Flu Shots, Fosamax and Pharmaceutical Fakery
BY TRANSCEND MEMBERS, 20 November 2017
Gary G. Kohls, MD | Duty to Warn – TRANSCEND Media Service
For full article:The Common Use of Deceptive Statistics in the Vaccine and Pharmaceutical Literature
14 Nov 2017 – Several years ago there was a temporary media buzz generated by an October 2011 article in The Lancet Infectious Disease journal, which is a pro-vaccine, pro-pharmaceutical industry medical journal that is published in Britain. The article showed that flu vaccinations were far less effective than had been previously believed. In fact, the study suggested that the trivalent flu vaccine currently being pushed at that time approached worthlessness.
The article’s principle author was Michael Osterholm, PhD, MPH, a widely published infectious disease researcher who, prior to his current faculty position at the University of Minnesota, had served in various capacities with the CDC and the Minnesota Department of Health (MDH), including a high-profile role as the MDH’s Chief of the Acute Disease Epidemiology Section. For 15 years of that association with the MDH Osterholm served as Minnesota state epidemiologist. Osterholm has published over 300 articles and is highly respected in his field.

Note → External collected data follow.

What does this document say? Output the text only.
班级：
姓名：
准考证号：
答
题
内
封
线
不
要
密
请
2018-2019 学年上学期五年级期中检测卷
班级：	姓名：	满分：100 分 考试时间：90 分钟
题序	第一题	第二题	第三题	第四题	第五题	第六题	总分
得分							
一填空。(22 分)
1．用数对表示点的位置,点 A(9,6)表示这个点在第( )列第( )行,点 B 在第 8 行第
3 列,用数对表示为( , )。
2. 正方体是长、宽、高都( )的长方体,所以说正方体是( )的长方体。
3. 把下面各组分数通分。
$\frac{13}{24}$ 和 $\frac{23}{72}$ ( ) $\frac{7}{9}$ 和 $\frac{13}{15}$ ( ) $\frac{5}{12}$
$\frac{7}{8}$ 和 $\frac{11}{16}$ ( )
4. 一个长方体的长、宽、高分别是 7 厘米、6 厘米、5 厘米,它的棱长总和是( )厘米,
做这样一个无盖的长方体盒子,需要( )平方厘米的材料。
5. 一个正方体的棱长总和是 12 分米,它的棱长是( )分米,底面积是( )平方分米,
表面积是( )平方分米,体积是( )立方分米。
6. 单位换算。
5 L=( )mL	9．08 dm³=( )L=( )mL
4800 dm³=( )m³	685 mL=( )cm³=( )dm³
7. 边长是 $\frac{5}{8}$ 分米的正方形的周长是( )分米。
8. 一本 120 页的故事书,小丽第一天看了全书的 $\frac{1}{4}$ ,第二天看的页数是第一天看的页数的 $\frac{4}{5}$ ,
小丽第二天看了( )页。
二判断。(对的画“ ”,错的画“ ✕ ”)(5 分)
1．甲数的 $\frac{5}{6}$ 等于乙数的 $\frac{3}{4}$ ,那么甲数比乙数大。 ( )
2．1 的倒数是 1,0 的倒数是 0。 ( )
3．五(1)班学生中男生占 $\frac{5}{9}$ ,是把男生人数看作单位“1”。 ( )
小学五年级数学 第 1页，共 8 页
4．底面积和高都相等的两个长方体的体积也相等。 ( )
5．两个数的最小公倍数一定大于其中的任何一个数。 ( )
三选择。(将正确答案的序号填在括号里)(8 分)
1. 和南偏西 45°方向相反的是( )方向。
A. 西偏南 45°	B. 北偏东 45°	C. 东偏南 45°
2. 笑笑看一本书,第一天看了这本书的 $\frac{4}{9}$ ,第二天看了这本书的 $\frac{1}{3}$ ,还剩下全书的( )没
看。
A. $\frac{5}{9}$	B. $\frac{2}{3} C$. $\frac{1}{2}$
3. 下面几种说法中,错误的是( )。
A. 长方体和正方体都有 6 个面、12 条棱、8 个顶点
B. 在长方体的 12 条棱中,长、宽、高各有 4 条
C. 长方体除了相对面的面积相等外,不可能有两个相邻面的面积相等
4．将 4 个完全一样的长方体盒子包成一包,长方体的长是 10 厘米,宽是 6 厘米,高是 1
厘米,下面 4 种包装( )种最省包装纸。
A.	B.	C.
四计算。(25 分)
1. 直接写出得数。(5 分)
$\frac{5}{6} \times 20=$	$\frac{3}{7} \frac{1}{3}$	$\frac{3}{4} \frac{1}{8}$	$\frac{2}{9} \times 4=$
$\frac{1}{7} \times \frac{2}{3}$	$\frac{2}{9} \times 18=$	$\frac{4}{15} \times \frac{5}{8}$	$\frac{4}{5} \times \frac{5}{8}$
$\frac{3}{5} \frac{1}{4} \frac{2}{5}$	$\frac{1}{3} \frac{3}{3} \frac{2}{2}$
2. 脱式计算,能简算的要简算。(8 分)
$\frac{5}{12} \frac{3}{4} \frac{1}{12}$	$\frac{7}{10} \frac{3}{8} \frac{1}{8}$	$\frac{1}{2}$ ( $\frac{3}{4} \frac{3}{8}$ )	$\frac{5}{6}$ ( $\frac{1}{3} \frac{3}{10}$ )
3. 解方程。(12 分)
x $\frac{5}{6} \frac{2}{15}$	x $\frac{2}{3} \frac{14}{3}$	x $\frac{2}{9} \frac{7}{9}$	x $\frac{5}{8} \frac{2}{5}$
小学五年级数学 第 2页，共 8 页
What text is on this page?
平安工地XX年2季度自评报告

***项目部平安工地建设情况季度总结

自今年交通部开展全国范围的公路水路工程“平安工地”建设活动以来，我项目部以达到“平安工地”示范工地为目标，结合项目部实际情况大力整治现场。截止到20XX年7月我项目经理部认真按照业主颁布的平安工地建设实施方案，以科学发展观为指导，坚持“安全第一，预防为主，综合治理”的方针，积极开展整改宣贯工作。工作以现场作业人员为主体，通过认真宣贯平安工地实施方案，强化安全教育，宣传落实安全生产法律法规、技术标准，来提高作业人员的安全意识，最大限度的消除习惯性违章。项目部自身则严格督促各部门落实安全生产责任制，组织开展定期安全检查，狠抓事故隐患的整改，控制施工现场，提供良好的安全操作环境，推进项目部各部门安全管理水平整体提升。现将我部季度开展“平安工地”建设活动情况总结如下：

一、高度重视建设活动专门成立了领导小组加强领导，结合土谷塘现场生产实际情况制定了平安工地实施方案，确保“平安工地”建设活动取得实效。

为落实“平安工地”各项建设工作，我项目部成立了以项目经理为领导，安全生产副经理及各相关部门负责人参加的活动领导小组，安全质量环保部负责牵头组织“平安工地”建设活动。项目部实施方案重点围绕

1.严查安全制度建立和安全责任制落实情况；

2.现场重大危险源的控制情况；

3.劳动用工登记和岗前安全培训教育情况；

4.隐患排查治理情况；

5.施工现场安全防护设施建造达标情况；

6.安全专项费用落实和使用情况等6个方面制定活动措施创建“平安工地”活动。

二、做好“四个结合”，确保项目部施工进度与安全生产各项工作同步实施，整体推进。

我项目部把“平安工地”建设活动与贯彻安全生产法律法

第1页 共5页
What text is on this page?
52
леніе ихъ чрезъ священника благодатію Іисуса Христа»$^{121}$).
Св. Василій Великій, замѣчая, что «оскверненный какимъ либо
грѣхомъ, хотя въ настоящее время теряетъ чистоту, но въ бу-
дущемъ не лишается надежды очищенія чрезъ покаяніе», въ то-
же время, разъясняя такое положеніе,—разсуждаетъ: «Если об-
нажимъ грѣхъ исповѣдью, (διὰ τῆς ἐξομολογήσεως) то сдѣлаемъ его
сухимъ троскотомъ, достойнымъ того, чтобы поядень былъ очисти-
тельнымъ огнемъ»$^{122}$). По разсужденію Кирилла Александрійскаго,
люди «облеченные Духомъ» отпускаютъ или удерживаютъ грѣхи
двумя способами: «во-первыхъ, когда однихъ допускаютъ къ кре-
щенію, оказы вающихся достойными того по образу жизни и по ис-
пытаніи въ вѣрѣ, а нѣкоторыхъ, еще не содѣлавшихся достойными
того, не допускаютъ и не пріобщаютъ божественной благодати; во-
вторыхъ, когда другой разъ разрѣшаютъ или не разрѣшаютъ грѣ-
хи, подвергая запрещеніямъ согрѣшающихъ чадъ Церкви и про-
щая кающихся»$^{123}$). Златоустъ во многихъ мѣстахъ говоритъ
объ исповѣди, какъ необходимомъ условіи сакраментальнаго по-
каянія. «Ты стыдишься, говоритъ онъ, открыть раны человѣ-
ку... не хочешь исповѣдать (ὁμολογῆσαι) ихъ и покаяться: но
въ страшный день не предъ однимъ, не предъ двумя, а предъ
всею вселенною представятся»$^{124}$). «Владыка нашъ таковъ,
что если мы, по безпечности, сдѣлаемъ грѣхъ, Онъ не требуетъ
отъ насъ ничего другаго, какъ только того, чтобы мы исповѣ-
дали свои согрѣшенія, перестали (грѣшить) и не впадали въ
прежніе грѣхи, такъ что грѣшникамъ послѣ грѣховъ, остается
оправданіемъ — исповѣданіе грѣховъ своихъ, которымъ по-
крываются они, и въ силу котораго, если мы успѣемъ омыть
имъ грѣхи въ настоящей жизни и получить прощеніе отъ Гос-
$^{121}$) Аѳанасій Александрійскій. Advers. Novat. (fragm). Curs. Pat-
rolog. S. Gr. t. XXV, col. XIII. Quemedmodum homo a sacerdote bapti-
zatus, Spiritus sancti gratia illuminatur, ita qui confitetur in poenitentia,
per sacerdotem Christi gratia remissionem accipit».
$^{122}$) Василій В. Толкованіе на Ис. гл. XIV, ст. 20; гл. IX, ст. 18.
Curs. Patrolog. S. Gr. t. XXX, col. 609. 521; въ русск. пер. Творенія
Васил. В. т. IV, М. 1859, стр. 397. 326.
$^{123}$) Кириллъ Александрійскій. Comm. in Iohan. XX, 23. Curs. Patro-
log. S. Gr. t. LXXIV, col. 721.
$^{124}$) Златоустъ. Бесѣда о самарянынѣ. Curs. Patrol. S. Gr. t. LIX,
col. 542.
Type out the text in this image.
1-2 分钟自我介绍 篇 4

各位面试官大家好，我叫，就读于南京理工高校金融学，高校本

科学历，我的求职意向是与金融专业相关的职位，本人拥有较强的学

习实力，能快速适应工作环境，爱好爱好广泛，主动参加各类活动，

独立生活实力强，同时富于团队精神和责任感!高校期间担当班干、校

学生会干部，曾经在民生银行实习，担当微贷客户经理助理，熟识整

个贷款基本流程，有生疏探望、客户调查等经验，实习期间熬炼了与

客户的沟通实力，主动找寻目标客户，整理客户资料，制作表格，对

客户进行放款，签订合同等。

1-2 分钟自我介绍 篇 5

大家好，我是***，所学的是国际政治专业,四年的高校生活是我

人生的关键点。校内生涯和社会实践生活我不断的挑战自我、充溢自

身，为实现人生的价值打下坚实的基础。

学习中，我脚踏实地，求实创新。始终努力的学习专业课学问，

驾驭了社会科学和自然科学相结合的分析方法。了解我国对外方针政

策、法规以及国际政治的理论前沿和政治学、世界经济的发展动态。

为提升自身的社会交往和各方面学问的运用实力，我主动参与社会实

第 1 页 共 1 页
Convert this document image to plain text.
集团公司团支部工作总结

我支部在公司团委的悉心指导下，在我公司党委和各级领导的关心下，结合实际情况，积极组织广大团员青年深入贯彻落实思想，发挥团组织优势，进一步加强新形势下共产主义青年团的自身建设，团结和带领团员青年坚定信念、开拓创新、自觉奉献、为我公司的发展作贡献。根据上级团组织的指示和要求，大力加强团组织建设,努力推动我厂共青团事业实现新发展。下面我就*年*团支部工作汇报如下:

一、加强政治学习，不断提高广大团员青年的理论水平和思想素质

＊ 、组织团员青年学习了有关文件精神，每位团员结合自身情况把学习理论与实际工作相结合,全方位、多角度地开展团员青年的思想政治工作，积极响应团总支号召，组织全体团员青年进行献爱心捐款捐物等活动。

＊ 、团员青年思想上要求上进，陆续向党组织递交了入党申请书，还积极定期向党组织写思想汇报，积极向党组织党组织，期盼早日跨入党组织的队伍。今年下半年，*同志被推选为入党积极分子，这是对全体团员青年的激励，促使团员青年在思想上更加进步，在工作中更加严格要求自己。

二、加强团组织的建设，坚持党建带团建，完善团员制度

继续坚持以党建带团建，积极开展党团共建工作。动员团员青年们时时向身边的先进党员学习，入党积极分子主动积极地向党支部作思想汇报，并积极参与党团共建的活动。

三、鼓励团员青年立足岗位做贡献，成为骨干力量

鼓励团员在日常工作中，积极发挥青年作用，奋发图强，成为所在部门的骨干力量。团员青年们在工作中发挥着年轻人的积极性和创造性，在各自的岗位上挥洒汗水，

The Disconnect Between Real, Unbiased Science and Profit-focused Corporate Propaganda
The Lancet study, in the reports that I listened to on NPR and read about in various print media reports, was deceptively reported as showing that the trivalent flu vaccines should still be regarded as “moderately effective” for flu prevention rather than being brought into question as the minimally effective vaccine that the article suggested. What could explain the disconnect between the science and the propaganda?
Seeing no sign of a public retraction from Osterholm or his co-authors about the glaring misperceptions, I began to wonder if they were even aware that they had stooped to the depths that so many other medical, psychiatric and pharmaceutical industry researchers have gone to when their articles are published in mainstream medical journals. Misleading statistics that have appeared in medical journals are also used in drug commercials and by drug sales representatives when they try to convince us physicians to prescribe their company’s synthetic drugs.
What I am talking about is the common statistical trick of the trade called the Relative Risk Reduction [RRR], a statistic that intentionally inflates embarrassingly low or even statistically insignificant results that had been obtained from dubious research studies.
What the public deserves to be informed about, but usually doesn’t receive, is the far more meaningful Absolute/Actual Risk Reduction [ARR] numbers, which, compared to the RRR, are often so small and unconvincing that any rational thinker would regard the study as a failed one. Hence, the cunning invention of the misleading RRR. I will deal with the important mathematical differences further below.
The Deceptive Relative Risk Reduction Statistic
A lot of medical research these days is done by academic scientists that may not be clinicians. The vast majority of these researchers, estimated to represent over 80% of the medical research that is currently being done, are in the employ of the for-profit drug and medical device industries. The research articles that list them as authors are frequently written by ghost-writers who are salaried by the corporations that designed and funded the study. And what should worry everybody is the fact that the self-interested corporations have exclusive control over how the research is utilized. Whoever pays the piper, calls the tune.
The researchers involved in such studies are naturally highly motivated to help rapidly get to market the products they are working on, with the additional hope that any positive results that they can generate will increase the value of any stock holdings that may be part of their compensation package. Additional contracts with the pharmaceutical company will be more likely if negatives are not found. I hasten to add that there is nothing wrong with making money in an ethical and honest manner, but a lot of medical research intentionally overstates the positives of the products that are being marketed and minimizes, or even hides, the negatives of their new drugs, vaccines or medical devices.